Van Agt, who in 2012 said Jews should have had a state in Germany instead of the Land of Israel and who in 2008 spoke at rally in Rotterdam that featured a speech via satellite by Hamas Prime Minister Ismail Haniyeh, spoke about Israel’s prime minister this Monday during an interview with the NPO 1 public television channel.
“There’s a war criminal coming to this country,” said Van Agt, 85, who presided as the Dutch prime minister for five years until 1982 for the centrist Christian-Democratic Appeal party.
“The occupation and expansion… building of settlements, of occupied territory, this is according to the Rome Statute, which is… the setup… the statute on which the international criminal court is based, in so many words, a war crime,” Van Agt said in a rambling television interview. “So why should we receive someone who continues with such things, we could have sent him right away to the international criminal court, that would have been better,” he said of Netanyahu.
Van Agt has fended off accusations that he was anti-Semitic after he said in 1972, while serving as justice minister: “I am only an Aryan” he said, speaking to a journalist about his intention to bring about the release from prison of Nazi prisoners for health reasons. He later said that meant to say that the release would be difficult for him to achieve because his Jewish predecessor had, according to Van Agt, tried and failed.
He also has been accused of hypocrisy in criticizing what he regards as Israel’s excessive use of force in light of his deciding vote at a cabinet meeting in 1977 in favor of an armed takeover of a train that terrorists had hijacked as a bargaining chip for negotiating the rights of Indonesians who collaborated with the Dutch colonialist authorities.

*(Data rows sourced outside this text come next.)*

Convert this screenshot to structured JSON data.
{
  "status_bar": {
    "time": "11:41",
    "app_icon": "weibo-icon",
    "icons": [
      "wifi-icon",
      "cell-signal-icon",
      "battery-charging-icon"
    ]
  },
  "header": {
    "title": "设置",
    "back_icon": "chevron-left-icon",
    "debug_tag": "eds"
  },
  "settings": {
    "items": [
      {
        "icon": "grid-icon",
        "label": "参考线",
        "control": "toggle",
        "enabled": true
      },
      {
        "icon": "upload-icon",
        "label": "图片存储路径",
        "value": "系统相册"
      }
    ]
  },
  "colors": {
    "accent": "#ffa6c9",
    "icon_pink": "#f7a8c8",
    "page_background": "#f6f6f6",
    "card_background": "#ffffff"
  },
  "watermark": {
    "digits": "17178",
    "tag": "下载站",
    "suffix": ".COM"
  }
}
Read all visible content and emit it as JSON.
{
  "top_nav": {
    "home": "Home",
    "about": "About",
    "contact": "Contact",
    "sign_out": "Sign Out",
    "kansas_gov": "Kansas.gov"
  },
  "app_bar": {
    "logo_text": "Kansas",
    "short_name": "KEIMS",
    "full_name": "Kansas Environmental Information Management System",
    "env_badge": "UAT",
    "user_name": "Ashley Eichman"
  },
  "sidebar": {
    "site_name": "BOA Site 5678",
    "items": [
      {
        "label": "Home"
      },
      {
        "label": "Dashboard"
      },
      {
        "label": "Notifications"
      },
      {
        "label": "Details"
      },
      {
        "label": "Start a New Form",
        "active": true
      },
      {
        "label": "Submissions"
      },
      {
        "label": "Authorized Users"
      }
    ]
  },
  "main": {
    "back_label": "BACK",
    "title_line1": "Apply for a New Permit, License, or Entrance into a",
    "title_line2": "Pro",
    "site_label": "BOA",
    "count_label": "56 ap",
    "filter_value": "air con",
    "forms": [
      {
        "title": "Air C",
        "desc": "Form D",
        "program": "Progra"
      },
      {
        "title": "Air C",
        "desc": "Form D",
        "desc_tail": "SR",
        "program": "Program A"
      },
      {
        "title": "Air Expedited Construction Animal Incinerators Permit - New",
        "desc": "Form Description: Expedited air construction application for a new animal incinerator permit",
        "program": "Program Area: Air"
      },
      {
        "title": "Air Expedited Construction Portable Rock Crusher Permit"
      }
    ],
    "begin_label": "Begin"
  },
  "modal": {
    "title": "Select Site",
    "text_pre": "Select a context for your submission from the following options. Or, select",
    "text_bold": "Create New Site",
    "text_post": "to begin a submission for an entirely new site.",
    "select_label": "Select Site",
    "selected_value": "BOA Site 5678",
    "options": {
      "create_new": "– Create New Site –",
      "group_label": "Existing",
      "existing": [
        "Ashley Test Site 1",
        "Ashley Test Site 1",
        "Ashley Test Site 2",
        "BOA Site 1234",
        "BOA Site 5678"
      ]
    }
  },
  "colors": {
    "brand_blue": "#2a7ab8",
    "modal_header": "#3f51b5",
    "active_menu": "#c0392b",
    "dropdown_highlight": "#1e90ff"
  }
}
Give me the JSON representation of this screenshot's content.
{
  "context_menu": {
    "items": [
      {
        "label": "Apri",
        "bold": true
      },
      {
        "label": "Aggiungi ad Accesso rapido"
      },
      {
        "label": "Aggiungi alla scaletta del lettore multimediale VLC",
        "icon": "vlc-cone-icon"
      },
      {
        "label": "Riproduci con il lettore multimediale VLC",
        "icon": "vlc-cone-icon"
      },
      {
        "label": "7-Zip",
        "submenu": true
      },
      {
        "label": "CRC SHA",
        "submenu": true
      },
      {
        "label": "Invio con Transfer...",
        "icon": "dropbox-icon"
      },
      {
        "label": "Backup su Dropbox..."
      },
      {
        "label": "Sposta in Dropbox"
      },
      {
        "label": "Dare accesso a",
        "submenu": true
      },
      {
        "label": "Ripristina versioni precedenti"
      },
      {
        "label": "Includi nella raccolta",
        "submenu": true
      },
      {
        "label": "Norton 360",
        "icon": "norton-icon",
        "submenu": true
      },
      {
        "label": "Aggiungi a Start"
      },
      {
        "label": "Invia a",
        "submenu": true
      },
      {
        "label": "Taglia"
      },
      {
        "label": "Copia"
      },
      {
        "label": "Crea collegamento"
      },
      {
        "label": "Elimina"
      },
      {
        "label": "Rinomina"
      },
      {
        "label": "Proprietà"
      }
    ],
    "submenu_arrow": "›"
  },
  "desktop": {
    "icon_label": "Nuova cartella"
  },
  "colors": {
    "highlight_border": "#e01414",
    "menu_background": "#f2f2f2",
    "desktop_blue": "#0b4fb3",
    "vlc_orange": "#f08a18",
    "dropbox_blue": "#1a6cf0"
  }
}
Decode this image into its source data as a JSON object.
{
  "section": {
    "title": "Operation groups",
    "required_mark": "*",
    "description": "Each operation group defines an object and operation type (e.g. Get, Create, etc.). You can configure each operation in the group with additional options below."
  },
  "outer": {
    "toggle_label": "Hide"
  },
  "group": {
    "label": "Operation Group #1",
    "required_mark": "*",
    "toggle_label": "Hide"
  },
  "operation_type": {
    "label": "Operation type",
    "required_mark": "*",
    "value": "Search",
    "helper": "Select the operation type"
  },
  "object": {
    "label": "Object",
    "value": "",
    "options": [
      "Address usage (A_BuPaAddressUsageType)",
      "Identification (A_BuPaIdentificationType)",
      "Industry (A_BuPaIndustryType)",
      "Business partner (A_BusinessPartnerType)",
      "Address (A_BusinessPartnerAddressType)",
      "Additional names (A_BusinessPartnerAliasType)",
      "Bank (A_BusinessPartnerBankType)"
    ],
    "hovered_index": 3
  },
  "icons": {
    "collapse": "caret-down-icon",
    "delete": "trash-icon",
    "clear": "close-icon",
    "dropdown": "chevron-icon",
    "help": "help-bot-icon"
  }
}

Six of them died along with two hostages in the takeover.
These controversies and his frequent speeches against Israel have prompted the leaders of his party and other politicians to distance themselves from Van Agt. Former party leader Maxime Verhagen during an interview in 2008 chuckled when asked about Van Agt, adding: “Dries Van Agt represents the opinion of one man: Dries Van Agt.”
Likoed Nederland, a pro-Israel group, said in a statement Monday: “Van Agt merits no serious podium.”
During his visit, Netanyahu, who visited the Netherlands in 2011, will meet with Dutch Prime Minister Mark Rutte and King Willem Alexander.
On Sunday, Manfred Gerstenfeld, the chairman emeritus of the Jerusalem Center for Public Affairs and an expert on Dutch-Israeli ties, revealed in an op-ed in The Jerusalem Post that the only Jewish group that was invited by the Dutch Royal House to a dinner Willem Alexander hosted in 2013 for then Israeli President Shimon Peres was the far-left EAJG association. It favors employing sanctions against Israel for its settlements.